Elbette bu bizim müşahedemizdir ki, iman edilmesi zorunlu noktalar arasına girmez!.

 

 

BÂ’S

BEDEN SIÇRAMASI-BEDEN DÖNÜŞMESİ-RUHÂNİ DİRİLİŞ

Bilincin "Ölüm"ü tadması

  • Bilincin bir holografik boyuttan diğerine geçişi(Bir boyuttan, diğer bir boyuta geçiş)

  • Yeni bir doğum, yeni bir başlangıç, bir sonun ardındaki bir ilk!

  • Bilincin bedenin tükenişiyle birlikte yeni bir bedenle yaşamına devam etmesi

  • Bedenle ilgisi kesilen Bilincin ruhu kullanmaya başlaması

  • Yeni bir doğum, yeni bir başlangıç

  • Bir yapının son bulmasının akabinde ikinci bir yapının varolması

  • Bir sonun ardındaki bir ilk

  • Bir boyuttan, diğer bir boyuta geçiş

  • Bir yaşam bitiminin hemen akabinde başlayan yeni bir yaşam...

  • Yeni bir bedenle yeni bir boyutta oluşum...

  • Ruhâni Diriliş

  • Yeni bir yapıyla yaşama devam

  • Yeni bir bedenle yaşam

  • Allah'a dönme

 
ALLAH’IN İNSANI BÂ’S ETMESİ
 

Bu madde bedende- fizik bedende yaşayan varlığın, şuurun, bilincin, bu bedenin tükenişiyle birlikte yeni bir bedenle yaşamına devam etmesidir.

 

 KIYAMETTE DEĞİL;

ÖLÜMÜ TADIŞIN HEMEN AKABİNDE GERÇEKLEŞEN "BA'S"

 

Ölüm, bilince hiç bir kesiklik getirmez!

 

Hammadde vücuda giriyor, bioelektrik enerjiye dönüşüyor; bu bioelektrik enerji organik bilgisayarı besliyor.
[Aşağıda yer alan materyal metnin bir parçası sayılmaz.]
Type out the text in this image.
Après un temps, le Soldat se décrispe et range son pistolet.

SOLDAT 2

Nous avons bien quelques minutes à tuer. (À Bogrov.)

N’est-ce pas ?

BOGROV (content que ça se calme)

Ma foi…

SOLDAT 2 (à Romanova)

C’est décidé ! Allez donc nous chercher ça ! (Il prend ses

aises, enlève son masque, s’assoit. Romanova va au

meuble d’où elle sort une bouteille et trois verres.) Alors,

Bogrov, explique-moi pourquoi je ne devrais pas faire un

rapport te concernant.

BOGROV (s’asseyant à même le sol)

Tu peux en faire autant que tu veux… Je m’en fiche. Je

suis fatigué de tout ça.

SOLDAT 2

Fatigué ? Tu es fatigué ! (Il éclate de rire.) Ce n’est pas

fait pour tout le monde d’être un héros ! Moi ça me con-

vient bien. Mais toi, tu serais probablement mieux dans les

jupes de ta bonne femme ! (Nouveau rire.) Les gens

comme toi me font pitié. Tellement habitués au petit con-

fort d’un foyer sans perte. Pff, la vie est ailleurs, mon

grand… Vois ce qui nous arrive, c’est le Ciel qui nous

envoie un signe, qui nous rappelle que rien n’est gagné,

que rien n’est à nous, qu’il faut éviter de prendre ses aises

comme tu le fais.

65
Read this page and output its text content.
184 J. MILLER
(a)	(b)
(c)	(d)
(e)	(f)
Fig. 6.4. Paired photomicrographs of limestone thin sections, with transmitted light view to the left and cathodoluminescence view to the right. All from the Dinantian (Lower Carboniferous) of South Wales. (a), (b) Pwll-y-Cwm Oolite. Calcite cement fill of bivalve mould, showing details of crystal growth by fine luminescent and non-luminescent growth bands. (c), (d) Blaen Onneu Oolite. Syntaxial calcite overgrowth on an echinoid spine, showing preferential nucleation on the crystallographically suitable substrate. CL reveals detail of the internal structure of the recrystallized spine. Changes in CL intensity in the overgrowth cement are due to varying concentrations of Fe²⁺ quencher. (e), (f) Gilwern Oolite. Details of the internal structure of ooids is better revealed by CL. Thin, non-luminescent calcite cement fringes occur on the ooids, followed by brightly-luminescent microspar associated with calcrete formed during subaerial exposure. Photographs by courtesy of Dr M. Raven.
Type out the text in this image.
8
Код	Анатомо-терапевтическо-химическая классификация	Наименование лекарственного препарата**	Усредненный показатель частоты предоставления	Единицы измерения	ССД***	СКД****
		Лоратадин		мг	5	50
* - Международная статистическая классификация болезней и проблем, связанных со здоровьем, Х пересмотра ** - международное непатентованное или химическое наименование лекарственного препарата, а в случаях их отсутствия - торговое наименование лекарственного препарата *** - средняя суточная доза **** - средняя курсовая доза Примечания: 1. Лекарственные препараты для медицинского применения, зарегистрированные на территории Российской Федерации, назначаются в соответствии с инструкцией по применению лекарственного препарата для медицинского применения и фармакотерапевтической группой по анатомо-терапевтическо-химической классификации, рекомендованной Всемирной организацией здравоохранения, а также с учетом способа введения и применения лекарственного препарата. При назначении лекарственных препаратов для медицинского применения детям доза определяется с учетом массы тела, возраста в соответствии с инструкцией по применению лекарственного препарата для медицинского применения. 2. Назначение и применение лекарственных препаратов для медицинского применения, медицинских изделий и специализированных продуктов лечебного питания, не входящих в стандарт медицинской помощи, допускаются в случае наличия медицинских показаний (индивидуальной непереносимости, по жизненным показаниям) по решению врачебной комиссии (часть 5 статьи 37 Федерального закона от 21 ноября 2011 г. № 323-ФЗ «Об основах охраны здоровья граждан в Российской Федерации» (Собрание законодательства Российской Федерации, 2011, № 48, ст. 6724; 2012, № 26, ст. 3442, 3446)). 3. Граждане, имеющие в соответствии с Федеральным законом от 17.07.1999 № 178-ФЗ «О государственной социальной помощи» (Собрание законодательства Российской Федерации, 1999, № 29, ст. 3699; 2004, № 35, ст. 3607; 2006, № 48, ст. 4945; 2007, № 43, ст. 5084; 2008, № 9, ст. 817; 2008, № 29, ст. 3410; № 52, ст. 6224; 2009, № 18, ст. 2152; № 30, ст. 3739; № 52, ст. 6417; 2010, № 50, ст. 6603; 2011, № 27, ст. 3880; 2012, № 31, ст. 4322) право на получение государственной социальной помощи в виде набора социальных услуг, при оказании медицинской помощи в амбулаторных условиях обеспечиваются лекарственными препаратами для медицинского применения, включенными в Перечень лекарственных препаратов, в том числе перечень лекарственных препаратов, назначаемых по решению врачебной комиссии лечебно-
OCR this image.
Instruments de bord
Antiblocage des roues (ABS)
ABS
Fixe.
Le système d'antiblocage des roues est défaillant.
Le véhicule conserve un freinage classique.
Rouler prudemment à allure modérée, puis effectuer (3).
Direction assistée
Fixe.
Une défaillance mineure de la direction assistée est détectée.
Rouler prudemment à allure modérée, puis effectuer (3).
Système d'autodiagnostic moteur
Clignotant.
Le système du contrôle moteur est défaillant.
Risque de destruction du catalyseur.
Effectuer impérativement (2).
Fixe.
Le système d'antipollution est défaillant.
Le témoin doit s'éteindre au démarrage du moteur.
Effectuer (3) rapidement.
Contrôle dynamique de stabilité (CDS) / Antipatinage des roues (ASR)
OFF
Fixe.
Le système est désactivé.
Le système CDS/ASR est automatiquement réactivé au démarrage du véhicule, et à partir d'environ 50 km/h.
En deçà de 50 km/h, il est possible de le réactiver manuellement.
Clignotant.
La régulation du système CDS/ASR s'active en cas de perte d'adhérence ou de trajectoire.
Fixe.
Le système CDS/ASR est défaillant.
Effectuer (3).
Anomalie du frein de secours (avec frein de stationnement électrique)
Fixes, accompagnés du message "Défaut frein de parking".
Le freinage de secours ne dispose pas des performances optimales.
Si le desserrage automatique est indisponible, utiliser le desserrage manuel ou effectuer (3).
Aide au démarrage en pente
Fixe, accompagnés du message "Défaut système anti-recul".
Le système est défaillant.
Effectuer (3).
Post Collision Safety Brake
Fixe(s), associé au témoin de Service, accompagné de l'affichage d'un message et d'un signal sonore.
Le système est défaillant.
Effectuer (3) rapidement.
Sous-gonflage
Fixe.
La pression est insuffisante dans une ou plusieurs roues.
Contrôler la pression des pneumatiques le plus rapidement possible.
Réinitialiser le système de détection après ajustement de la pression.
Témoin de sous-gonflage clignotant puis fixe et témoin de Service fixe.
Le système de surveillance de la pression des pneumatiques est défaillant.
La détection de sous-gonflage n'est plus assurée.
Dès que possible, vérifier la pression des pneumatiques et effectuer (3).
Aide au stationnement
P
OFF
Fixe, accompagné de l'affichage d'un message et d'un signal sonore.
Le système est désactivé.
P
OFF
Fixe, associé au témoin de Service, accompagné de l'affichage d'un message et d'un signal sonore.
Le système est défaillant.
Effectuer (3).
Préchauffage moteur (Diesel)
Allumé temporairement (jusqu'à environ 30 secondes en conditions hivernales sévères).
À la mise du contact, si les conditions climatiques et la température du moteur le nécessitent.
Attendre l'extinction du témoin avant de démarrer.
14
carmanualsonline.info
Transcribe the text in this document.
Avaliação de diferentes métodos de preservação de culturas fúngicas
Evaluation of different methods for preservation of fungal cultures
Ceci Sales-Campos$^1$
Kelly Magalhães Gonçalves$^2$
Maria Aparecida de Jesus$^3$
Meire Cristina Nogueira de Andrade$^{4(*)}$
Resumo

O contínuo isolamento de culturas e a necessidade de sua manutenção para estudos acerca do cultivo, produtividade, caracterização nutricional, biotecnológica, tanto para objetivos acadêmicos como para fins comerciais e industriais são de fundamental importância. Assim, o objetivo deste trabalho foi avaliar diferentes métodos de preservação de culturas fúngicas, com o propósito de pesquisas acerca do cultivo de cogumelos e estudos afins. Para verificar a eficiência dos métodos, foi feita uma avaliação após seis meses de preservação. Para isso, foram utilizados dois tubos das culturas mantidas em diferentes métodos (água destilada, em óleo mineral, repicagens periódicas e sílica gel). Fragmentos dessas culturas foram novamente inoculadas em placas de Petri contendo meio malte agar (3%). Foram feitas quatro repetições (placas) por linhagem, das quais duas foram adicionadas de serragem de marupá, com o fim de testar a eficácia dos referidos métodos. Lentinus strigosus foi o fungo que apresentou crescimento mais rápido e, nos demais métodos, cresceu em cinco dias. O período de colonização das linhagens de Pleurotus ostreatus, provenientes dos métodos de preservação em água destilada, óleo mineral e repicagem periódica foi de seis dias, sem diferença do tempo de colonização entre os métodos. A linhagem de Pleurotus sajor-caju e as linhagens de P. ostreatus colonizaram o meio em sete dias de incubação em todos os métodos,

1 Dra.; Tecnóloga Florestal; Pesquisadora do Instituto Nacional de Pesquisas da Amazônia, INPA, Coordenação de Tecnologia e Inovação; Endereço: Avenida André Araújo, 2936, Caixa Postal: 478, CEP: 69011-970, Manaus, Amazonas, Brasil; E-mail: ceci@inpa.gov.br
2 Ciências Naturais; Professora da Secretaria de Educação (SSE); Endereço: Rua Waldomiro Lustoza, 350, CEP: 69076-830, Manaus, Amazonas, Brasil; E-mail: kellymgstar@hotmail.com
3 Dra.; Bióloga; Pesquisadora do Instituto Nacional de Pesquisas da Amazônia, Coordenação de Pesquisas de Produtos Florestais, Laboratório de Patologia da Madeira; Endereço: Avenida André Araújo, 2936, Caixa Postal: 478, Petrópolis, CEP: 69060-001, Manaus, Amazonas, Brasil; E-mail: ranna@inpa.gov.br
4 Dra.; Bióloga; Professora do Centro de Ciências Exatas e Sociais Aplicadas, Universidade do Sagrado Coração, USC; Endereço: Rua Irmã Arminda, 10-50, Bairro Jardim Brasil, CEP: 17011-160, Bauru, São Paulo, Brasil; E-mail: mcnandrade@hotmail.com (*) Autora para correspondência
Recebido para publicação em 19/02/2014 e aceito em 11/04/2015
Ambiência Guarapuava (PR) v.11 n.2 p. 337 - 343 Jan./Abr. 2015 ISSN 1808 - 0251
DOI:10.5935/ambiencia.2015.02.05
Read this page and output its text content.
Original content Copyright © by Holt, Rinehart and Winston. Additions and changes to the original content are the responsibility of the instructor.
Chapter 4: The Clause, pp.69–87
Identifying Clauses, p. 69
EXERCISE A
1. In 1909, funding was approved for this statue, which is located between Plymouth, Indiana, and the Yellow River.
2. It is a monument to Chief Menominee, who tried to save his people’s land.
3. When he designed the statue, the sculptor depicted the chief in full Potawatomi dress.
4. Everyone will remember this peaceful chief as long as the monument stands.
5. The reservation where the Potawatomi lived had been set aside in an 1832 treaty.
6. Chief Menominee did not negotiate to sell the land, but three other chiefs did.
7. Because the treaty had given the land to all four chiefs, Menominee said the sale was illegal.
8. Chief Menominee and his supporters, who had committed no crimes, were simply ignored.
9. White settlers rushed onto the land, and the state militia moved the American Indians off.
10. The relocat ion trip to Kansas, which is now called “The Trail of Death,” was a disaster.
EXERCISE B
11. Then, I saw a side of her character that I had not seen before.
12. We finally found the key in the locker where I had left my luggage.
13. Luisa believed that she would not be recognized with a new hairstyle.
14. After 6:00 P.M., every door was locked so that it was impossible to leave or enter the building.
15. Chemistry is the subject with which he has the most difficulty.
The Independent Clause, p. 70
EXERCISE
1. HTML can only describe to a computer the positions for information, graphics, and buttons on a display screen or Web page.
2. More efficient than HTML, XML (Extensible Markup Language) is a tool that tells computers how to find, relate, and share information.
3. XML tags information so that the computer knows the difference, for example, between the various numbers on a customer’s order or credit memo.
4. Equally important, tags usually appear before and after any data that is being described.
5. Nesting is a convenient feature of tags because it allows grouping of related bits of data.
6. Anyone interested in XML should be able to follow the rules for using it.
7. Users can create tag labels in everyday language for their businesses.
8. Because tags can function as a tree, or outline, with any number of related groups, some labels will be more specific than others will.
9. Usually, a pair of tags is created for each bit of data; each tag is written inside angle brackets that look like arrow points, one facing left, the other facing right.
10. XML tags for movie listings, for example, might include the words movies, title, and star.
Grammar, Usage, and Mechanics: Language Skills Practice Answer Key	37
Organik bilgisayar yani beyin, bu bioelektrik enerjiyi alıyor; kendi bünyesinde değerlendirerek mikrodalga enerjiye dönüştürüyor ve bu mikrodalga enerjinin bir kısmını çeşitli dalgalar şeklinde dışarı yayıyor. Bir kısmını da kendi yeni bedenini meydana getirmek için kullanıyor.

Yani sizin bedeninizin kullanılmaz hâle gelmesinden sonra yaşamınızın devam edeceği “Mikrodalga bedeninizi” oluşturuyor beyin! .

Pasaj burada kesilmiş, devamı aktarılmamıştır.